A cidade assemelha-se a um tronco de uma árvore que foi atacada por uma doença. Por fora parece-nos saudável, mas o seu cerne está a apodrecer. Coimbra tem crescido na periferia, mas tem-se esvaziado no seu interior, com as consequências de abandono e perda de identidade cultural associadas a esta transformação.
As zonas da Baixa, Alta e Sofia (declaradas como Património Mundial da Humanidade pela UNESCO) conseguem disfarçar a sua apatia com a presença dos muitos estudantes que ‘vão habitando’ as ruelas e becos históricos, principalmente nas terças e quintas à noite. É caricato reparar que em muitas noites académicas se regista o dobro ou o triplo de cidadãos presentes nestas mesmas zonas históricas, do que em equivalente período diurno. Coimbra tem mesmo muitos estudantes de fora, mas isso não chega para esconder por debaixo da capa a perda efetiva de habitantes que se têm registado e o progressivo envelhecimento da população – algo que afeta o país como um todo.
Apesar de nascerem cada vez menos bebés, podemos ficar tranquilos — nascem supermercados, famílias deles até (o Minipreço Family é um exemplo). Em Coimbra existe praticamente uma vintena de supermercados, representativos das marcas presentes em Portugal (só não existe nenhum E.Leclerc). Já não somos mais a cidade dos estudantes, somos a cidade dos folhetos promocionais e a guerra dos códigos de barras está ao rubro. Isto é preocupante, pois estamos a perder a nossa identidade urbana e estamos a arrumar o pequeno comércio tradicional (que dava vida ao centro histórico) na prateleira do esquecimento.

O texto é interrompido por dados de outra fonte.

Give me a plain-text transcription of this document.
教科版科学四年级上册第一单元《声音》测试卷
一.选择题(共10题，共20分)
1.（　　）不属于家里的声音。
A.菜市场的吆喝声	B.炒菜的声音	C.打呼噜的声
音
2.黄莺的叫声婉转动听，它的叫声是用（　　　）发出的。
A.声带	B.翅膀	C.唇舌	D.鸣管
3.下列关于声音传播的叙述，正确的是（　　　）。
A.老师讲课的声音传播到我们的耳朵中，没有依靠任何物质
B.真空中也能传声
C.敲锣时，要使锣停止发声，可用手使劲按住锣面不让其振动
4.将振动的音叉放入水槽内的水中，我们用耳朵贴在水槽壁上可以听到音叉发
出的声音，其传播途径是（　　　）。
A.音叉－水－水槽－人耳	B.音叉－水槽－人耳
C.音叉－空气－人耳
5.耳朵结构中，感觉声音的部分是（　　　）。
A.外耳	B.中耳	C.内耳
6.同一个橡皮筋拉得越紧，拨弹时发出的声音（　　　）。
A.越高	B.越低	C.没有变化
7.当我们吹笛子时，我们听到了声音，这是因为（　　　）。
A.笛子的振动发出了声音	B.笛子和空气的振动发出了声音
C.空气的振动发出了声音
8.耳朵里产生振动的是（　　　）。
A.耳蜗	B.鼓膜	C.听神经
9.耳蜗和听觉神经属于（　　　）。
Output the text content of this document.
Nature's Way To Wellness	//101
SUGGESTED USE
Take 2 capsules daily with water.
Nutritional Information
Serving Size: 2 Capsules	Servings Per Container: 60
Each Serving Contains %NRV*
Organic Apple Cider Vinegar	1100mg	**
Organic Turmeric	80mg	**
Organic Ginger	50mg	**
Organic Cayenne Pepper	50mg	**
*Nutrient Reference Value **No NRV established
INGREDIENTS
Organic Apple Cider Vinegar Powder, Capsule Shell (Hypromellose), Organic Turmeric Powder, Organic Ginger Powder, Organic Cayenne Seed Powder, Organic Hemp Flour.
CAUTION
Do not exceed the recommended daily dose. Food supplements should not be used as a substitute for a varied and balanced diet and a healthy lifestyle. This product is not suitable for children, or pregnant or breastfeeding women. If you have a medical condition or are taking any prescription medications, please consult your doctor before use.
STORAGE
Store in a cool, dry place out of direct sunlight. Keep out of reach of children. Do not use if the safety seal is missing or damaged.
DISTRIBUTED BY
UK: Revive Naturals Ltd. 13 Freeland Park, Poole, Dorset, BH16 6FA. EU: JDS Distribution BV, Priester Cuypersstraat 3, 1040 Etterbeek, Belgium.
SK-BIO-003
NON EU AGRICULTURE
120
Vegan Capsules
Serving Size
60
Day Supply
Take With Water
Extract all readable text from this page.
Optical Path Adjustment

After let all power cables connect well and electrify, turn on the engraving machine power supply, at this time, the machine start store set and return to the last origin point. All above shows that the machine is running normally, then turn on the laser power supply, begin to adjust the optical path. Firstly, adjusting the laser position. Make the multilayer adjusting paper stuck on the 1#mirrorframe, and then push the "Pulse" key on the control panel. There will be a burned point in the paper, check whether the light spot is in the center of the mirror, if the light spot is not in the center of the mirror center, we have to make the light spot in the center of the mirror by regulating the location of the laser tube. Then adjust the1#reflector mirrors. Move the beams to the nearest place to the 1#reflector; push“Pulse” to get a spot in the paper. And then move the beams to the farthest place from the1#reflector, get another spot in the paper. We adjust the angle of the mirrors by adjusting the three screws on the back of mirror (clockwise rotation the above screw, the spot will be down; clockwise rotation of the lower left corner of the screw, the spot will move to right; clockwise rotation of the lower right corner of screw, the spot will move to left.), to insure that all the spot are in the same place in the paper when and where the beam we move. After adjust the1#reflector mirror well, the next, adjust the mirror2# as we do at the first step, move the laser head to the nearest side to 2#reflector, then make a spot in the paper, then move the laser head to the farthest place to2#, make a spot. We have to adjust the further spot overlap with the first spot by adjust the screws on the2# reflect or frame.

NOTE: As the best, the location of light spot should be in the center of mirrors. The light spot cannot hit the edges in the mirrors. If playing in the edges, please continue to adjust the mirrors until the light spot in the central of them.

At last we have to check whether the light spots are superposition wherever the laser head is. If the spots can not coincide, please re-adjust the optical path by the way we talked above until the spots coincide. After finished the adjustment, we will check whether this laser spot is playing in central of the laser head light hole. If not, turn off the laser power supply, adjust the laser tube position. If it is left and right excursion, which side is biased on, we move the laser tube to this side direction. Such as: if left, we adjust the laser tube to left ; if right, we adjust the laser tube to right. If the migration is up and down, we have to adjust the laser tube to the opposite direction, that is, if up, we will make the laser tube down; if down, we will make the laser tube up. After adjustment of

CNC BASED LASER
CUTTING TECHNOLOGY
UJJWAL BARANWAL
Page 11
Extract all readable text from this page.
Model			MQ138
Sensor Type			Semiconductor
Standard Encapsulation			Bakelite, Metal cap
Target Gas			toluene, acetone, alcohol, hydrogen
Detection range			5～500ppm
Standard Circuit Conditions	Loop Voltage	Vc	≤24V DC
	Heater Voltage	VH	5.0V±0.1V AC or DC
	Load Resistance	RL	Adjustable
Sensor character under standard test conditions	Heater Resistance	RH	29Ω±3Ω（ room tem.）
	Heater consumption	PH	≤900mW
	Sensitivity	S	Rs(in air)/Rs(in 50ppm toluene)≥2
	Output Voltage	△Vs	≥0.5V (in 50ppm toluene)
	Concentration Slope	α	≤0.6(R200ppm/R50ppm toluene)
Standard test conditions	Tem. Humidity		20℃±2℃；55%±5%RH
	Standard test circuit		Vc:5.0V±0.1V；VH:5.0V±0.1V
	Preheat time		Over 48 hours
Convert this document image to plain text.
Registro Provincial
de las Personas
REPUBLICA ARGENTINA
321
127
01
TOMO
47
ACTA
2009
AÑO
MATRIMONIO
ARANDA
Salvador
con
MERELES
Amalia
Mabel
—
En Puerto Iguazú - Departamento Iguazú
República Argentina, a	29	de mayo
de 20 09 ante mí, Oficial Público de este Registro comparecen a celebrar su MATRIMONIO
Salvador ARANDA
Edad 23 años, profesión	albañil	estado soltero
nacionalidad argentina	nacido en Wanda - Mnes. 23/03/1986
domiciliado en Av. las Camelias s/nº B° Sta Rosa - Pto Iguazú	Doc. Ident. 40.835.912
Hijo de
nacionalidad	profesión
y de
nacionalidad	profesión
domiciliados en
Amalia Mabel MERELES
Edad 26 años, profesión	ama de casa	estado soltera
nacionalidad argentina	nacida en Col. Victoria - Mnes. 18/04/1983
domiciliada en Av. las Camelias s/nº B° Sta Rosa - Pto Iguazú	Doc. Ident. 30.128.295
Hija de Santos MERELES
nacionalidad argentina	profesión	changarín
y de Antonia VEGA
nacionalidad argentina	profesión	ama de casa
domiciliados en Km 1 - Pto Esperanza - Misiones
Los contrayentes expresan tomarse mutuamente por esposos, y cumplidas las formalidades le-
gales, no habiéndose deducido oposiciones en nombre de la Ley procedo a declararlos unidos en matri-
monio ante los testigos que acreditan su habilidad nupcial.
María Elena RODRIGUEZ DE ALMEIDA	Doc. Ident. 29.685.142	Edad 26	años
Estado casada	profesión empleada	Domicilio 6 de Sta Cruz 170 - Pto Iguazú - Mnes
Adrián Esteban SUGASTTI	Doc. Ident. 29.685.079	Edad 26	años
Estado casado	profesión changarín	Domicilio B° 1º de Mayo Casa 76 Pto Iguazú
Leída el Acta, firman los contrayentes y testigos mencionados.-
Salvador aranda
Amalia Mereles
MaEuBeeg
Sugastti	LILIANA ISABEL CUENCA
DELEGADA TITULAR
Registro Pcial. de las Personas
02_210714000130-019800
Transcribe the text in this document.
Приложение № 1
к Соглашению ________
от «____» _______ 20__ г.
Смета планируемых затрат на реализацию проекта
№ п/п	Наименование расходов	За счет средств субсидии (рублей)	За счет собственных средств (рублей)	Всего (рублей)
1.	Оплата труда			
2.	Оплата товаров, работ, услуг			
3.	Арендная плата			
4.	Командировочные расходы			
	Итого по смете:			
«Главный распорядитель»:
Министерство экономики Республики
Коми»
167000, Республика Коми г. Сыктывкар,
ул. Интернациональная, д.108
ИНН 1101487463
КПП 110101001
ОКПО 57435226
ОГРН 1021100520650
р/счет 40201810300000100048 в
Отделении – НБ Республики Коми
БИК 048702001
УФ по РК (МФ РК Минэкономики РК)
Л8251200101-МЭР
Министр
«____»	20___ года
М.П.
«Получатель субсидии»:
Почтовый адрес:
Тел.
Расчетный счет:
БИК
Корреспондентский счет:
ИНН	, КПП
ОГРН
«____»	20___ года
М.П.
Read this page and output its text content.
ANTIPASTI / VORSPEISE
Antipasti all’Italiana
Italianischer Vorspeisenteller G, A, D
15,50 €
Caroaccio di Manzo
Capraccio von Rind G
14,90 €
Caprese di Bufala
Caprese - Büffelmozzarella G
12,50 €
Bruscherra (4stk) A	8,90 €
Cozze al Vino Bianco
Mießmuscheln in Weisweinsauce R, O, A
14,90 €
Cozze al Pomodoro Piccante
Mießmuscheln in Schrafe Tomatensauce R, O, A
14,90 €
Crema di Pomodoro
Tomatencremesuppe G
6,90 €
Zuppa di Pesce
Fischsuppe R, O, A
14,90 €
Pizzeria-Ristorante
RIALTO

Este texto tardaria em acabar, tal é o número de assuntos a abordar. Ora, conforme prometera na introdução, gostava só de fazer uma última referência a uma parte que também me toca. A cultura e tradições estudantis estão progressivamente a ser trocadas por uma lógica de consumo rápido, de festival, da ‘cultura de copo na mão’ que é visível a todos. A vivência da Academia tem ganho uma vertente mercantilista e os órgãos de associativismo académico têm perdido influência e importância. Sem esquecer que Coimbra é eminentemente uma cidade de estudantes e para os estudantes, torna-se essencial perceber que mudanças (e não falo em rotundas) são necessárias a fim de criar uma cidade mais dinâmica a partir da Universidade e do seu núcleo estudantil.
Não existem soluções óbvias, mas estamos certamente a deixar escapar muito talento, potencial e força de intervenção por entre as frinchas da Porta Férrea. Mais um ano, mais uma Queima das Fitas e é a cidade que fica a chorar de saudade. As lágrimas entornam-se ao som do fado e as mágoas afogam-se num brinde de ‘valores’, com mais um ‘pénalti’. É da praxe. Muito ainda poderá ser feito para trazer à capital da Região Centro a alegria e a magia de outros tempos. Depende de nós, cidadãos, devolver alguma esperança a Coimbra, caso contrário, continuaremos a dar ‘Machadadas’ no futuro desta cidade.
Afonso Paiva tem 23 anos, é ex-estudante e aspirante a humorista. Em casa também aspira. Faz diversas tarefas domésticas e é qualificado. Tem grau universitário, mas gosta de vinhos com pouco grau. Agora a carta de condução tem um sistema de pontos, por isso há que ter cuidado. E quem conta um conto, acrescenta um ponto – é uma das coisas que gosta de fazer, acrescentar pontos. Como este.
A Minha Terra é uma rubrica especial do SAPO 24 em que várias pessoas são convidadas a falar da sua terra, "à boleia" das eleições autárquicas do próximo dia 1 de outubro de 2017.